The BOLT_CFG characteristic uses a simple binary protocol. To write a config value, you send a SEND_PREFS packet:

Offset  Size   Field
------  -----  -----
0       1      Packet type (0x01 = SEND_PREFS)
1       1      Config code
2       N      Value

APP_PROFILE is config code 66 (0x42), encoded as a single byte. DEV is value 3.

So the entire packet to unlock developer mode is three bytes:

0x01  0x42  0x03
 |     |     +-- DEV profile
 |     +-- Config code 66 (APP_PROFILE)
 +-- SEND_PREFS

That’s it. Three bytes over Bluetooth to unlock a hidden developer mode on a retail cycling computer.

Writing the Script

I wrote a Python script using bleak (a cross-platform BLE library) to automate the whole thing. The script scans for Wahoo devices, connects, and sends the packet.
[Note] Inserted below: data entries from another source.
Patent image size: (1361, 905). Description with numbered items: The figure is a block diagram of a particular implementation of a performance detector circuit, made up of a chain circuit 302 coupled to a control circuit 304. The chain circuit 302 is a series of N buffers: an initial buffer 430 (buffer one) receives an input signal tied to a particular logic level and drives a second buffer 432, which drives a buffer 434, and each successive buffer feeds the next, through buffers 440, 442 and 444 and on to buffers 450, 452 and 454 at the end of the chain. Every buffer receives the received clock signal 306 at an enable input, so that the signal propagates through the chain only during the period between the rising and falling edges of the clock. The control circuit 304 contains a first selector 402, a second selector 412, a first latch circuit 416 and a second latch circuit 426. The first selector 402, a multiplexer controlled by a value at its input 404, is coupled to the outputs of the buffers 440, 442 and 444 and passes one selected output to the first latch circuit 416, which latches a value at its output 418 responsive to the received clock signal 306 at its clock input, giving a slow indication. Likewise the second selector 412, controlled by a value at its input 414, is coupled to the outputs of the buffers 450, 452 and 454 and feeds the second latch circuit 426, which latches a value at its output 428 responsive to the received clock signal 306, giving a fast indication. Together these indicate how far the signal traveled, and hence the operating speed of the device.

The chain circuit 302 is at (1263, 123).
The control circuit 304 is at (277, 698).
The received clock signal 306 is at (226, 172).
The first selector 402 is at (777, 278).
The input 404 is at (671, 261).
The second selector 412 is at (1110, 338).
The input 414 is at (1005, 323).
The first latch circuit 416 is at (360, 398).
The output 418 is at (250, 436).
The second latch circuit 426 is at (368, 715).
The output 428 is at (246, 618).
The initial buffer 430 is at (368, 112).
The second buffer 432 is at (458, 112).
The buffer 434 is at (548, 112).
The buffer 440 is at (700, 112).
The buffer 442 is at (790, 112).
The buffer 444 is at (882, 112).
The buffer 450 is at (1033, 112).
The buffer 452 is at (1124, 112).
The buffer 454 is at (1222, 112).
There were a few gotchas we had to work through:

  1. Notification subscription is required first. The device silently drops writes unless you’ve subscribed to notifications on the characteristic beforehand. Took a bit to figure that one out – writes would just disappear into the void.

  2. Write-without-response only. The characteristic doesn’t support write-with-response, so you have to use response=False.
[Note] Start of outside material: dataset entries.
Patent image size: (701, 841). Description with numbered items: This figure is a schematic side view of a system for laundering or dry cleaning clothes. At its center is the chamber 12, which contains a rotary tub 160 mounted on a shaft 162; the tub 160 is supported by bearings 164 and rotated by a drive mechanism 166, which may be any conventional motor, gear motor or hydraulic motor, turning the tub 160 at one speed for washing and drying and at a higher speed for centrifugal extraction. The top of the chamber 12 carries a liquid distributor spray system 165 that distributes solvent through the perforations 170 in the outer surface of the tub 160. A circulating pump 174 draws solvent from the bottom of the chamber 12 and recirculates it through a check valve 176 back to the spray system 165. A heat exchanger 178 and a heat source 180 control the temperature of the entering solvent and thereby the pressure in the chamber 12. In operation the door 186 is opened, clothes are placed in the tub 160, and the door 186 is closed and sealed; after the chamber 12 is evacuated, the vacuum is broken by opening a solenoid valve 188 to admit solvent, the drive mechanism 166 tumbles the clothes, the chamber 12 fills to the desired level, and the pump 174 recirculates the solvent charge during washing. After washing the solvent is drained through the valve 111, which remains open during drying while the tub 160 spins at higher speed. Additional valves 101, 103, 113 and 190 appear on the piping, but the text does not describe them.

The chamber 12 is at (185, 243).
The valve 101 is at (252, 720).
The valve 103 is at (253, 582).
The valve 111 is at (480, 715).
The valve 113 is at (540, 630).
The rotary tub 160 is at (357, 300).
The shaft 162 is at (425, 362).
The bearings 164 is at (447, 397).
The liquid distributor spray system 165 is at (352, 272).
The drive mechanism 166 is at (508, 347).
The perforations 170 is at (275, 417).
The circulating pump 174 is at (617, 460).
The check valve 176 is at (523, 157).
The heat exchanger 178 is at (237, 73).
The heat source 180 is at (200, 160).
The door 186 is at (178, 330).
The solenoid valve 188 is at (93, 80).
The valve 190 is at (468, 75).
  3. Bonding is required. You need to be paired with the device before it’ll accept writes – so this isn’t something a random passerby can do without the owner’s involvement.

WELCOME TO HELL DEVELOPER

After running the script and rebooting the Bolt, I navigated to Settings > Device > Advanced, and there it was – a brand new Debug Menu option that wasn’t there before. And on screen, a popup:

“WELCOME TO HELL DEVELOPER”  

Wahoo Bolt WELCOME TO HELL DEVELOPER popup  

Wahoo’s devs have a sense of humor.

The debug menu gives you access to:

  • Config viewer/editor – browse and edit all internal configuration
  • GPS NMEA controls – toggle extra satellite data, view GPS status
  • Nordic chip controls – software/hardware restart the BLE chip
  • Map management – delete regional map data
  • UI test fragments – poke at the display
  • Log controls – save logs, log NMEA data, insert debug markers
  • CrashMe button – literally throws an AssertionError("CrashMe Button") (love it)
  • Nuclear Factory Reset – the name says it all

Beyond the debug menu, DEV mode also enables:

  • ADB access (with a sentinel file on /sdcard)
  • A built-in web server on port 8080 with endpoints for browsing files, viewing the database, editing configs, and even injecting GPS coordinates
  • Firmware debug streaming via separate BLE opcodes

The Bigger Picture

What started as a broken sync issue turned into a pretty thorough look at the Bolt’s internals. The config protocol over BLE has no application-layer authentication – once you’re bonded, you can write any config value the app can. There’s no HMAC, no nonce, no challenge-response on top of the BLE layer.

I ended up documenting the full BLE protocol, the file transfer system, and some other findings in separate writeups.

As for my original sync problem? After all of that – decompiling an APK, reverse engineering a binary protocol, writing a BLE exploit script – it turned out the issue was on my phone the whole time. Not the cycling computer. The phone.